Selon la légende, un Anglais, ayant eu le coup de foudre pour la saveur de la viande qu’il aurait eu la chance de déguster, aurait acheté aux agriculteurs de Kobé plusieurs bœufs et aurait commencé à débiter des steaks ! D’autres étrangers, curieux de goûter cette viande exceptionnelle, aurait favorisé son développement. Ainsi, la légende était née…
Néanmoins ce n’est qu’à partir de 2012 que l’export du bœuf de Kobé en dehors du pays fut autorisé par le gouvernement japonais, dans un souci de protection de l’industrie domestique et de son patrimoine agricole et culinaire. Les exportations commencent par les Etats-Unis, puis la France en 2014.
Vous voulez une petite anecdote ? On raconte que les parents de la star du basket américain Kobe Bryant lui ont donné son prénom après une visite au Japon où ils auraient pu déguster cette viande. Bel hommage !

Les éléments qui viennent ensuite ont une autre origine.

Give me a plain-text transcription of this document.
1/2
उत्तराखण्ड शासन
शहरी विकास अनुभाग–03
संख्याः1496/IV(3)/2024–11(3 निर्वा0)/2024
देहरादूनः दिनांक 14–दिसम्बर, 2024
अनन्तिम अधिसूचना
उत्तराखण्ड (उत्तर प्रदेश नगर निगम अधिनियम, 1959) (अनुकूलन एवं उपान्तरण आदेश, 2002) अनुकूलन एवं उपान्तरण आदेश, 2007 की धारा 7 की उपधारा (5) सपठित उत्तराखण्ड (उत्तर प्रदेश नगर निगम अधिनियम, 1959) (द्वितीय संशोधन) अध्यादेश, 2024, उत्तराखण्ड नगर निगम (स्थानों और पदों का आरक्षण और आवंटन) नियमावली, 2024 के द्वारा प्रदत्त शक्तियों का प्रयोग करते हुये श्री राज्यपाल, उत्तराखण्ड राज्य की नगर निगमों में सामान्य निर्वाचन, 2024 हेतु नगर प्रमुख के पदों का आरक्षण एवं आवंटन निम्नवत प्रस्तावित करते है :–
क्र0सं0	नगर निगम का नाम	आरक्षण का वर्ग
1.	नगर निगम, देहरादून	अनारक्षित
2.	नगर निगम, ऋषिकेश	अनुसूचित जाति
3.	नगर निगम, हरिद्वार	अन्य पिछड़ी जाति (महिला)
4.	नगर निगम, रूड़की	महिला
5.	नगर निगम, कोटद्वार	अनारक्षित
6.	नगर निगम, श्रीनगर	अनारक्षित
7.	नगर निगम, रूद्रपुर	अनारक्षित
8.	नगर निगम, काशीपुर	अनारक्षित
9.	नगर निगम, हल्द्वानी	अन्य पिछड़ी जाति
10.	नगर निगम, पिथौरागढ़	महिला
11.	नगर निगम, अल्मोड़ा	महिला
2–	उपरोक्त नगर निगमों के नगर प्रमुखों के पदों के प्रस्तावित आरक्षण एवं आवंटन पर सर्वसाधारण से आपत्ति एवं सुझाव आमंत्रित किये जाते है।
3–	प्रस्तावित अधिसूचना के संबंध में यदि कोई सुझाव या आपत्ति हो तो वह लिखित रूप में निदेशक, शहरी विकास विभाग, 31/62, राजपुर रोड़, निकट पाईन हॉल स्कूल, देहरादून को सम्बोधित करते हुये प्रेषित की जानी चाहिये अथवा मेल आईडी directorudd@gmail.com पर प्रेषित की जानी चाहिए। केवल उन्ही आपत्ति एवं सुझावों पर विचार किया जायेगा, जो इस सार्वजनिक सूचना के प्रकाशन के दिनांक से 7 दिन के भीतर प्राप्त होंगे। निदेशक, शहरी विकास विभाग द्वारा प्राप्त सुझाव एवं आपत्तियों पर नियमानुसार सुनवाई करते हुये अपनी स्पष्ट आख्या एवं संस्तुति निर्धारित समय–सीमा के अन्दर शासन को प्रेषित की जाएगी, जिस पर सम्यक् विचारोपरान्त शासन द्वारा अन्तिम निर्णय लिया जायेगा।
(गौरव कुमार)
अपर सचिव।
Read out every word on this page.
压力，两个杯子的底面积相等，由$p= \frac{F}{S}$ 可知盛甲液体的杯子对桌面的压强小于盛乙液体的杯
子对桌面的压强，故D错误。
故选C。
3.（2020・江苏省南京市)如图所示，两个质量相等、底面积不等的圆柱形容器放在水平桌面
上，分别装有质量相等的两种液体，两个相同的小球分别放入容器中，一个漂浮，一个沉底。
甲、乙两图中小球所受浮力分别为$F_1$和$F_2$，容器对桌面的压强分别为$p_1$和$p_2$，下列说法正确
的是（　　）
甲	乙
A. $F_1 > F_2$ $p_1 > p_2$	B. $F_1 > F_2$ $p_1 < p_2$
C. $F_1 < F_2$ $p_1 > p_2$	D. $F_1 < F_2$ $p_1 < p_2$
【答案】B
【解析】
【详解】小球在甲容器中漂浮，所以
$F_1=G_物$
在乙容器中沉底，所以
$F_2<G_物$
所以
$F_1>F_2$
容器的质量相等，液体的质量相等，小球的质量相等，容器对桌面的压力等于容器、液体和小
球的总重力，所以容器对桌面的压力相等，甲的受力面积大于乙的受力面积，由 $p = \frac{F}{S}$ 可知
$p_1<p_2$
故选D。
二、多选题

Le bœuf de Kobé : un élevage strictement contrôlé
L’appellation “bœuf de Kobé” est une appellation strictement contrôlée. Par conséquent, les éleveurs doivent respecter certaines règles. Une fois l’élevage certifié, l’éleveur bénéficie de l’estampille du chrysanthème (le symbole officiel de l’Empereur), dont il peut tamponner sa viande.
Un cahier des charges précis
Plusieurs critères sont définis par le cahier des charges :
- l’éleveur doit faire partie de l’Association Kobé et élever ses animaux en conformité
- le bœuf doit être issu de la lignée génétique Tajima, de la race Wagyu Japanese Black (ou kuroge washu, japonais à robe noire), et avoir été élevé dans la région de Hyogo.
- les femelles ne doivent jamais avoir porté de veau et les mâles doivent être castrés
- le bétail est abattu entre 28 et 32 mois, uniquement par un boucher accrédité. C’est davantage que l’âge minimum d’abattage d’un bœuf en France, autour de 24 mois.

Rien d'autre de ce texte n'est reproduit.